Die Wohnungsgesellschaft Schleusingen möchte weiteren Wohnraum schaffen und damit für Entlastung auf dem angespannten Wohnungsmarkt sorgen. Wie sie das bewerkstelligen möchte? Ein konkretes Vorhaben gibt es.
Von Katja Wollschläger
SCHLEUSINGEN. Die Wohnungsgesellschaft Schleusingen möchte im Schleusinger Ortsteil Rappelsdorf zwei Fliegen mit einer Klappe schlagen. Zwei Wohnblocks, die mittlerweile ein halbes Jahrhundert bewohnt sind und im jetzigen Zustand nicht mehr vermietet werden können, sollen saniert werden. Bitter nötig ist die Umgestaltung. Nur ein kleines Detail: Jede Wohnung wird einzeln beheizt – mit Holz- und Kohleöfen.

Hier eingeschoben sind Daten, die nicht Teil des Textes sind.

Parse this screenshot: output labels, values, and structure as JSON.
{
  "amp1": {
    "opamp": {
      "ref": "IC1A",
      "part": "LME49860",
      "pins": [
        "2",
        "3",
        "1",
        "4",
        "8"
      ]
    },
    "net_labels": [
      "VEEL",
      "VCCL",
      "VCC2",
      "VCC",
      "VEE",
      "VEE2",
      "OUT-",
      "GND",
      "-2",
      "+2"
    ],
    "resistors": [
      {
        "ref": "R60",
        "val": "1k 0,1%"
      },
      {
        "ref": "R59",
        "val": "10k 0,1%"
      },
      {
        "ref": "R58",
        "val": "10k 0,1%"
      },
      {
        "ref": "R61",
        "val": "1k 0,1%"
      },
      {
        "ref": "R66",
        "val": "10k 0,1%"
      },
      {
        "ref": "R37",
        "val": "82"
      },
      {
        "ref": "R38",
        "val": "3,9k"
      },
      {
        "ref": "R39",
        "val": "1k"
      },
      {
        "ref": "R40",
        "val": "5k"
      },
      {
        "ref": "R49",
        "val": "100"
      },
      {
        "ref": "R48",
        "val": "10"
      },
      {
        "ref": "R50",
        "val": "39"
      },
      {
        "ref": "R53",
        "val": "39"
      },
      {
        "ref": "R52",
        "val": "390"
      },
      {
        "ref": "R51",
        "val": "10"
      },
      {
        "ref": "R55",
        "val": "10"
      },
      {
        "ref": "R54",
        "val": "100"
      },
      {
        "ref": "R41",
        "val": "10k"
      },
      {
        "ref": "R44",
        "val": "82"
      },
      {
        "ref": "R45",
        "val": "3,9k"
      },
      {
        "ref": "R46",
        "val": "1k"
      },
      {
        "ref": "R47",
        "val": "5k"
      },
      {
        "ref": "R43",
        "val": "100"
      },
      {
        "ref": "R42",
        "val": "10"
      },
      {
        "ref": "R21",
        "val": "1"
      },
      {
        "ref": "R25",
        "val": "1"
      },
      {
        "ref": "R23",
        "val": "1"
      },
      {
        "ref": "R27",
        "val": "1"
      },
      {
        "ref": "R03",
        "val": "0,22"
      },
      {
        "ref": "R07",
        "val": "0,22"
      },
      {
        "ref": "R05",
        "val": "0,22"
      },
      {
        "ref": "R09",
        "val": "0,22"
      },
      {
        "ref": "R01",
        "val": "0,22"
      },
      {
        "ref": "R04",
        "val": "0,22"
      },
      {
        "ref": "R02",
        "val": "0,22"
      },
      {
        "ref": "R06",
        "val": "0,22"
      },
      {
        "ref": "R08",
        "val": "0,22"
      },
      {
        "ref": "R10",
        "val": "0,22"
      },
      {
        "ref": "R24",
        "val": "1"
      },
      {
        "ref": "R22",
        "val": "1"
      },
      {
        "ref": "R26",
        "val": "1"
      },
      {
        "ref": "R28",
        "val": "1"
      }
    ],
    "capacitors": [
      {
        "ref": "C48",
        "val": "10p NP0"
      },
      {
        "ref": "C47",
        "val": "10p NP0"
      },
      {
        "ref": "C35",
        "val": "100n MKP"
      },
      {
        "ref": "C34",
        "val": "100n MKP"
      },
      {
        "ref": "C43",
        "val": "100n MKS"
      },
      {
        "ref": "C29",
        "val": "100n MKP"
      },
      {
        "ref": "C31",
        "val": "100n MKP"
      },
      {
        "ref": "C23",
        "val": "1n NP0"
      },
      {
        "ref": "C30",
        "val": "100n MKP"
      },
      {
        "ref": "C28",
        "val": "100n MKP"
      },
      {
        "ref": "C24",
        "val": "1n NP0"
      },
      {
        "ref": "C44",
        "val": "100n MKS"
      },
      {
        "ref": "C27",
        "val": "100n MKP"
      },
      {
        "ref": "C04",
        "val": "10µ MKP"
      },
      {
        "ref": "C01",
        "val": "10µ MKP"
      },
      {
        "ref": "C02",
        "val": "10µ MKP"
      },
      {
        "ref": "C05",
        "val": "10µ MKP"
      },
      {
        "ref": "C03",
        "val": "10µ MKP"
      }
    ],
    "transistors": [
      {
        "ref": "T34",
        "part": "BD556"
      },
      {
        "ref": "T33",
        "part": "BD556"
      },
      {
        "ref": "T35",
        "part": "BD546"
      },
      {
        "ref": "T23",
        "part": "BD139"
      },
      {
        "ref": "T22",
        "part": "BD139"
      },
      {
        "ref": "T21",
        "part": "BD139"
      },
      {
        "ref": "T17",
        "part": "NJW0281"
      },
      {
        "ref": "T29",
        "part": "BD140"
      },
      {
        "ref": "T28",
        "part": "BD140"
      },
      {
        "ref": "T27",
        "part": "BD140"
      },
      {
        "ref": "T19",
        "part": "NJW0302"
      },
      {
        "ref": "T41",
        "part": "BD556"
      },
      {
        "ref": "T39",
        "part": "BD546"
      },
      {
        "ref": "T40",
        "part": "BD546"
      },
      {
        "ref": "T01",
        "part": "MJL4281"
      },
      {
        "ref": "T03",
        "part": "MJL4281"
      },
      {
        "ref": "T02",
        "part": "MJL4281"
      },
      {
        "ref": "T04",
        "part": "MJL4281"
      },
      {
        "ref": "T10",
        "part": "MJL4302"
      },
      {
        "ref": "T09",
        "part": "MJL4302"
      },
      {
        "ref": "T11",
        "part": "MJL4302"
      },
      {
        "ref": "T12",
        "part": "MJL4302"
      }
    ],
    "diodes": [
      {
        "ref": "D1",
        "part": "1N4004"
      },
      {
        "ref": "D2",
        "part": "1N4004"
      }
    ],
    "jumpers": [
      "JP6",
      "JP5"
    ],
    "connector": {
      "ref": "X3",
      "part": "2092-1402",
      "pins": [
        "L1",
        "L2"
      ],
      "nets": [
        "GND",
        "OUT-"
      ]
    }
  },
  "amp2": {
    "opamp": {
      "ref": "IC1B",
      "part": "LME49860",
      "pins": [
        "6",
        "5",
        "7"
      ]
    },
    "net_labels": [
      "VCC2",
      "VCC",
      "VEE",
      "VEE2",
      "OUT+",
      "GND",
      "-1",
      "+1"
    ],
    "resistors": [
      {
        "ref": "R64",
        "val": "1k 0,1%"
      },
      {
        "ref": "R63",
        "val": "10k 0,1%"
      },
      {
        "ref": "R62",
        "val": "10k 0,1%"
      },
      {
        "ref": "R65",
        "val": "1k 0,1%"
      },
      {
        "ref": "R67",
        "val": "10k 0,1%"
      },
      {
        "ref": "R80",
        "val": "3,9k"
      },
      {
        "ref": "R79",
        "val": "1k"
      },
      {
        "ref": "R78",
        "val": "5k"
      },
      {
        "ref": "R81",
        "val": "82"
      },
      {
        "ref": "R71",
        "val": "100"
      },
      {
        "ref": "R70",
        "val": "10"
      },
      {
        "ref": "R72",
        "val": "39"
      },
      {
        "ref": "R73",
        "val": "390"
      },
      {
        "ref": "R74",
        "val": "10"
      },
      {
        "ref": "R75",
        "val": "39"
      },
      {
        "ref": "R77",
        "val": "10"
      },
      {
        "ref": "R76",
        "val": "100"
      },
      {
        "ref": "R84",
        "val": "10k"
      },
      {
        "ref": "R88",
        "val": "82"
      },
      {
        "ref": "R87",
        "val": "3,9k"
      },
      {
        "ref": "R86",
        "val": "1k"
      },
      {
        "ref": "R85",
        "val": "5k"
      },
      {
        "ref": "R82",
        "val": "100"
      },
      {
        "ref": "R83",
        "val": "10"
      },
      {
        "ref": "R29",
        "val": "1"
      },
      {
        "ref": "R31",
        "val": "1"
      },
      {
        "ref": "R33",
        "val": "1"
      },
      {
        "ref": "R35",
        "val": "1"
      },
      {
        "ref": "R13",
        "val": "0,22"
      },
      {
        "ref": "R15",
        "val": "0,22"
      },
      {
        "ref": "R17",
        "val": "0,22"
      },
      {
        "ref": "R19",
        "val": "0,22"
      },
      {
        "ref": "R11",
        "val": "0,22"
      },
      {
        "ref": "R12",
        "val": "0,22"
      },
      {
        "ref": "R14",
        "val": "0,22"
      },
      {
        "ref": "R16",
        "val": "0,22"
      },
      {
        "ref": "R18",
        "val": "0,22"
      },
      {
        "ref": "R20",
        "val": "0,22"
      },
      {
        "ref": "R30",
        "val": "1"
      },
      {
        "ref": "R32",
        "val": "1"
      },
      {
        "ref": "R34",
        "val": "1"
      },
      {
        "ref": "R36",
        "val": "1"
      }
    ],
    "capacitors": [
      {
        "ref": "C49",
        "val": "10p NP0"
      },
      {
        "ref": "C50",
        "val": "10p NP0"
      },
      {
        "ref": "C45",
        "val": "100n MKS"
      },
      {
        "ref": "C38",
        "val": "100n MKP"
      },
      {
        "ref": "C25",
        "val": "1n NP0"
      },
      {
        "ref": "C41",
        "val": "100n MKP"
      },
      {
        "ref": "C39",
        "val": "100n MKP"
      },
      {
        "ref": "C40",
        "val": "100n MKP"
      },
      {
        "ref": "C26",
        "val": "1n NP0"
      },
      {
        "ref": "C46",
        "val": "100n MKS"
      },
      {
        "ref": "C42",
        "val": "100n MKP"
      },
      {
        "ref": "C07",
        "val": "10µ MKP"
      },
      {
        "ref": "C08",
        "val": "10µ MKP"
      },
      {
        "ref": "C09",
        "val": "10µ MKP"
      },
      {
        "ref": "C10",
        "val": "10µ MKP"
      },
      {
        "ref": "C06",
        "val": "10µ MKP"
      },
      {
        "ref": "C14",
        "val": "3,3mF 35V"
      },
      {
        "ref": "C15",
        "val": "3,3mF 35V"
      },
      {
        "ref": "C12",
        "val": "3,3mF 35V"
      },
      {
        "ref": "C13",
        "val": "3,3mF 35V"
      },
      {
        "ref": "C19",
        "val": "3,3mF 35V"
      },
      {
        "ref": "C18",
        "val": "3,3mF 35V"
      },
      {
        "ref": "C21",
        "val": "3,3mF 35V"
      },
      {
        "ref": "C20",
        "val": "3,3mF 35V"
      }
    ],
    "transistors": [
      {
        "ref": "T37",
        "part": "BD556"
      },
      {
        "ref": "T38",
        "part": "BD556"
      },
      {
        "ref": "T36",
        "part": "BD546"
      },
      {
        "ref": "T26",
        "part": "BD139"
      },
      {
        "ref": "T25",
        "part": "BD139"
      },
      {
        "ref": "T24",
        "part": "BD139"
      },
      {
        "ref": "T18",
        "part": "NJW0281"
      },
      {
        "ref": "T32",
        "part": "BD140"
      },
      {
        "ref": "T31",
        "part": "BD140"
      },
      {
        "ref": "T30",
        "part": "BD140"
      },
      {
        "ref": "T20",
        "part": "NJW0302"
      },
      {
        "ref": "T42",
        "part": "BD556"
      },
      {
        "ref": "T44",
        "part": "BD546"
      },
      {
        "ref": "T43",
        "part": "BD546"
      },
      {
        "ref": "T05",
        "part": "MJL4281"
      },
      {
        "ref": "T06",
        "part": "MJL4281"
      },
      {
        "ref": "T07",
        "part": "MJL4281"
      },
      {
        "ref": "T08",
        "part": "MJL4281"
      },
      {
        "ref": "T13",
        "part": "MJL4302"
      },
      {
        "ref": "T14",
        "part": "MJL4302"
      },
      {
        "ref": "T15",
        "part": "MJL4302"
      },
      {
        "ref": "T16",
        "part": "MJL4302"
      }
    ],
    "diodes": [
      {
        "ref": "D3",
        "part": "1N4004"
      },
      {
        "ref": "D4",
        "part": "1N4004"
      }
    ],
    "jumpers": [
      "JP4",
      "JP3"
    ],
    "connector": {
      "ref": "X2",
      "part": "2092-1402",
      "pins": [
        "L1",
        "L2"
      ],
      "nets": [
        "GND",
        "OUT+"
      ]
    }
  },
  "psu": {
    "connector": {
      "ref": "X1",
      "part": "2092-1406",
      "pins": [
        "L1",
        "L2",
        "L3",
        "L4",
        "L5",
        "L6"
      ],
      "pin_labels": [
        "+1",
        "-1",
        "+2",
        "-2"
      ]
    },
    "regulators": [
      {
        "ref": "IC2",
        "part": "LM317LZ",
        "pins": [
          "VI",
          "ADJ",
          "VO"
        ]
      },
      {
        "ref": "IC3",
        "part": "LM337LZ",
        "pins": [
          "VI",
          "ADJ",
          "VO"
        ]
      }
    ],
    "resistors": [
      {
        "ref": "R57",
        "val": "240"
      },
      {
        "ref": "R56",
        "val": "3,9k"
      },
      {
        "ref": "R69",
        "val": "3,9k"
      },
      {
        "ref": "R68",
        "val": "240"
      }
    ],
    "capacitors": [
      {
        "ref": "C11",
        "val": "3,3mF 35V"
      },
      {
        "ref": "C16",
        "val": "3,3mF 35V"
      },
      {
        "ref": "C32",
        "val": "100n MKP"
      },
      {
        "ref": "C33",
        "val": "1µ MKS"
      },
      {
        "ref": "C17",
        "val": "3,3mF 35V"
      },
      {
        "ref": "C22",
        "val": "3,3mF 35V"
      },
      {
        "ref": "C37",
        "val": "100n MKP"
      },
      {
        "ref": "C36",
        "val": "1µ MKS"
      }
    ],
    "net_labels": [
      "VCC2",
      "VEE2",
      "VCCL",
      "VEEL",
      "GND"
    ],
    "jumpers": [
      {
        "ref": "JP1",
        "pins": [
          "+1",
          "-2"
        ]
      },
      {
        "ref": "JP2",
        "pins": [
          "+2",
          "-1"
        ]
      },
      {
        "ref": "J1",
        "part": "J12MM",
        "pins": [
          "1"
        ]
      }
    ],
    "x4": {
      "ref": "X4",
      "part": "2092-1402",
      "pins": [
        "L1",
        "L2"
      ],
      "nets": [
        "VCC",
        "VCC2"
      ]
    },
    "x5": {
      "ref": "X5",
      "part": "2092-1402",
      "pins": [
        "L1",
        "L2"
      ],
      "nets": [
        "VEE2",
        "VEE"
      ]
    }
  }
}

Doch nicht nur die Sanierung des Bestands, sondern auch einen Neubau sieht der Plan vor. Die Zauberformel lautet: Aus zwei mach eins! Mit einem Verbindungsbau soll die etwa zwölf Meter große Lücke zwischen den beiden Häusern geschlossen werden. In ihm sollen dann weitere Wohnungen entstehen – im Erdgeschoss barrierefreie. Und so könnten im Handumdrehen aus zwölf Wohneinheiten 21 werden. Neun neue sollen also geschaffen werden. Ein erster Schritt hin zu einem größeren Ziel: 50 Wohnungen würde die Gesellschaft gern zusätzlich anbieten. Wohnungen für Otto Normalverbraucher und Lieschen Müller. Auch in Rappelsdorf sollen keine Luxusapartments entstehen, wie hier und da der Buschfunk verlauten ließ. Auch ein Verkauf sei nicht vorgesehen, sagt André Schübel, Geschäftsführer der Wohnungsgesellschaft Schleusingen.
Doch das Projekt in Rappelsdorf liegt seit gut eineinhalb Jahren „auf Eis“. Warum? Weil noch nicht losgelegt werden kann. Für die Sanierung sind Grundrissveränderungen nötig und ein Leerzug der Immobilien ist zwingend erforderlich. Deshalb mussten die Mieter im Boot sein.„Ein Gebäude ist leer gezogen. Im zweiten wohnt noch eine Mietpartei“, schildert Schübel die Situation.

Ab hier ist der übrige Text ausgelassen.